Tech entering the Long Term Care Arena?

Long term care and technology would seem to be a natural fit. Long term care clients in just about any setting sit “in the middle” as far as what services they need. They don’t need the full-court press that hospitals provide for their inpatients (being checked on multiple times a day by nurses and physicians, extensive medical interventions to deal with extensive medical problems), but they need more than someone living independently. The services that long term care patients need would seem to be a natural fit for the evolving “internet of things” and our increasingly connected world.

Speaking broadly, long term care patients need a couple of things: monitoring and “on-demand” rather than continual access to health care services at different levels.

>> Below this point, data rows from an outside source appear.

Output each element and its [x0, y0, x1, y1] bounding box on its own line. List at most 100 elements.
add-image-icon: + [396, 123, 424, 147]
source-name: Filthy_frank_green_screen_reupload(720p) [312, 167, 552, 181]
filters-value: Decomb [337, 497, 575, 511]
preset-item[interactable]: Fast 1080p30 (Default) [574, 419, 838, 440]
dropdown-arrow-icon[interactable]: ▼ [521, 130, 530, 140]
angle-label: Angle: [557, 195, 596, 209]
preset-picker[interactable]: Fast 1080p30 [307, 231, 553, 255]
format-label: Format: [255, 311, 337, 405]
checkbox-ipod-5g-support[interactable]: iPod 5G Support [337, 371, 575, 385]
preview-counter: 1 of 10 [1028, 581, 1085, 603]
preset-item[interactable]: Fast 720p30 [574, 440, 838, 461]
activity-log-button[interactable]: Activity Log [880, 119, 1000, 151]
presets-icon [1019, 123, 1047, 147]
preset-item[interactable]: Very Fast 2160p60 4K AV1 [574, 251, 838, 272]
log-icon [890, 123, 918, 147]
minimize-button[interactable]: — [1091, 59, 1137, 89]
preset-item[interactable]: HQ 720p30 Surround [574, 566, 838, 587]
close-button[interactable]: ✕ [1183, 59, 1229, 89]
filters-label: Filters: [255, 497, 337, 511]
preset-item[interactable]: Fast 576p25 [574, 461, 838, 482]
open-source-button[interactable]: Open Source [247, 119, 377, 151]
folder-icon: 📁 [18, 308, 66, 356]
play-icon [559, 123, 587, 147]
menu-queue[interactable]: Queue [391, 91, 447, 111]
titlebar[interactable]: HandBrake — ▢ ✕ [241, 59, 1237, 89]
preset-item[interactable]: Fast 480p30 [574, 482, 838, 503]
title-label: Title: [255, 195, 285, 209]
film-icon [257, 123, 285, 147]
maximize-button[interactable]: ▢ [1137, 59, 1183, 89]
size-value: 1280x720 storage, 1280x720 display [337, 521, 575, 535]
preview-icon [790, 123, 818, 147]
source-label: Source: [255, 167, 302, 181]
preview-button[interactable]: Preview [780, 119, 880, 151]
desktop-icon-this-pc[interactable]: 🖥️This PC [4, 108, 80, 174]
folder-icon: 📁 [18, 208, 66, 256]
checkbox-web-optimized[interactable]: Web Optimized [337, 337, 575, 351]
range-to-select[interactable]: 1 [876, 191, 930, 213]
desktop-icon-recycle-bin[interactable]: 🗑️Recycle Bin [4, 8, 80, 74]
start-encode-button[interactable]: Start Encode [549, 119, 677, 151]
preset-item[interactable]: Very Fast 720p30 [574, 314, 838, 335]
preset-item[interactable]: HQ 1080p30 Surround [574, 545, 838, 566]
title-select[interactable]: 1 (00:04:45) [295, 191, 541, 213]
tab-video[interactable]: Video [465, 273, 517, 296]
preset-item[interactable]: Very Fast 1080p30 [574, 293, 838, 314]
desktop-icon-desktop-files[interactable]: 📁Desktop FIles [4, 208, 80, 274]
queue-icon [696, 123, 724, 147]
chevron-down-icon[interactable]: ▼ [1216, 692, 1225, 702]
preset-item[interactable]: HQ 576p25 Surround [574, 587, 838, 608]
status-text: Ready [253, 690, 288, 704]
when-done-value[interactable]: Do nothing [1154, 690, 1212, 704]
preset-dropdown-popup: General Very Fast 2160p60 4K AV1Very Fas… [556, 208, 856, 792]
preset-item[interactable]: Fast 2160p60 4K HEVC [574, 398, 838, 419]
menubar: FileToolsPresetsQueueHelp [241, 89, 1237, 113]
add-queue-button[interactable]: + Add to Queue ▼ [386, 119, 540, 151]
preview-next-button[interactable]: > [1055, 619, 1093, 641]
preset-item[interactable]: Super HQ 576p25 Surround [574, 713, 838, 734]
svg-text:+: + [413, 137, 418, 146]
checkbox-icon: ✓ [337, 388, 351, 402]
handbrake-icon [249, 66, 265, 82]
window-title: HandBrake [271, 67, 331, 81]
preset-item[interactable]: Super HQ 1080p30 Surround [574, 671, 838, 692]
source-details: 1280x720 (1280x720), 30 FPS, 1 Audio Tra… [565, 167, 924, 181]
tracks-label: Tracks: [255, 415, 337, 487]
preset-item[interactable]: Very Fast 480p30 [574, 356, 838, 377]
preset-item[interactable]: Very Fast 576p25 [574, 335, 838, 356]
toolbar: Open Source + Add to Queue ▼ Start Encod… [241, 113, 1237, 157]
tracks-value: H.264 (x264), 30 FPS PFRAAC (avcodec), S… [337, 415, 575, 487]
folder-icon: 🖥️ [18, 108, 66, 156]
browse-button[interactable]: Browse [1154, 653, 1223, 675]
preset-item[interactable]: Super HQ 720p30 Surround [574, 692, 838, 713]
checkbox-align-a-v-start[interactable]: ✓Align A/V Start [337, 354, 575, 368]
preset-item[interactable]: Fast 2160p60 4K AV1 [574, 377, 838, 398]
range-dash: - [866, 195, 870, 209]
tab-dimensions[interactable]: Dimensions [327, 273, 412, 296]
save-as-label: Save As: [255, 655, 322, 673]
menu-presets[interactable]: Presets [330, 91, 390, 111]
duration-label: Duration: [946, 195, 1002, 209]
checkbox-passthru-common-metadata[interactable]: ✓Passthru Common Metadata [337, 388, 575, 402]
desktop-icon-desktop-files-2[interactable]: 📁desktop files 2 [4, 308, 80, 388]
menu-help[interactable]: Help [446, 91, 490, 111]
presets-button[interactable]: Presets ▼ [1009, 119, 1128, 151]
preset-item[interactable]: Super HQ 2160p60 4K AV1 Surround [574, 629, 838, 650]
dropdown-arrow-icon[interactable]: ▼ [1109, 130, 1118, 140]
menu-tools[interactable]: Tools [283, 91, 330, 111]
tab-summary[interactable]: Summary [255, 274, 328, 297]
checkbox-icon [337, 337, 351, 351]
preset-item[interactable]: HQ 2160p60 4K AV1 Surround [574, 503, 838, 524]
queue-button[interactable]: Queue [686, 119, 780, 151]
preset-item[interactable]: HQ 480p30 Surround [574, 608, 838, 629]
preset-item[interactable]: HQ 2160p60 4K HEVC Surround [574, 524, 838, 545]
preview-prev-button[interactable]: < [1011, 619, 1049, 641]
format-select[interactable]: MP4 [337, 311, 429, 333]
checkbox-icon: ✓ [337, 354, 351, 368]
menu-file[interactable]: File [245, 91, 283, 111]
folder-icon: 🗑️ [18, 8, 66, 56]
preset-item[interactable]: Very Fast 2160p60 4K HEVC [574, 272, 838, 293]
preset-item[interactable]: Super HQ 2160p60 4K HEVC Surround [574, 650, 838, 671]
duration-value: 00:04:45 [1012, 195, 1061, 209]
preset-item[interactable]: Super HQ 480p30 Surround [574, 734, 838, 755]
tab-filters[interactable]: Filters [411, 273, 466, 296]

With the explosion of wearable health monitors like FitBits, Apple watches, and the like, not to mention home security-type monitoring and video calling, the technology can certainly accommodate a pretty significant level of remote monitoring at a level that would support long term care clients. One of the main functions of any level of long term care facility, from assisted living through long term acute care hospitals, is monitoring patients who don’t need intensive care. If monitoring can be done remotely, it would seem that patients would start shifting toward less intense facilities and even into their homes.

If you want to do remote monitoring of either home care or residential facility clients, the technology is pretty much there for checking in on patients and even monitoring their home environment (if they will tolerate video surveillance in their home or room). Its just not optimized for this industry. Trying to piggyback health monitoring onto the current generation of wearable technologies is pretty much a chewing-gum-and-baling-wire proposition, if it can be done at all. The next level of remote health monitoring, which goes deeper than activity levels and heart rates, just isn’t quite here yet.

Technology would also seem to support more “on-demand” care delivered remotely. Again, video calls can replace face-to-face caregiver encounters that don’t require “hands-on” by the caregiver, or can allow a caregiver who is on the scene to quickly call in someone to consult with. Long-term caregivers are often called on to provide diagnostic checks – blood pressure, heart rate, glucose, etc., all of which should be doable remotely. Even chronic care is becoming more automated. Diabetic patients that may not be able to manage their own insulin can now get an “artificial pancreas” – essentially, a smart insulin pump that can administer insulin as needed by automatic monitoring of blood sugar.

What is remarkable, though, is that technology hasn’t really shown up yet in the long term care world in an organized way. Looking around on Google, there was a burst of enthusiasm for technology in long term care a few years ago, and very little since. Some of this is probably attributable to the difficulties the health care industry as a whole is experiencing with telemedicine around payment and regulation, which may trickle down into the kinds of technologies that could help long-term care patients. If you are looking for a physician or advanced practice nurse who will do remote checks and consults on residents in your assisted living home or home care clients, you are probably having a hard time finding them. The health care provider industry just isn’t quite there yet, with technology work still focused on provider operations (electronic medical records and the like).

We’ll be keeping an eye on developments in this area, to let you know when “what’s not quite here yet” actually shows up.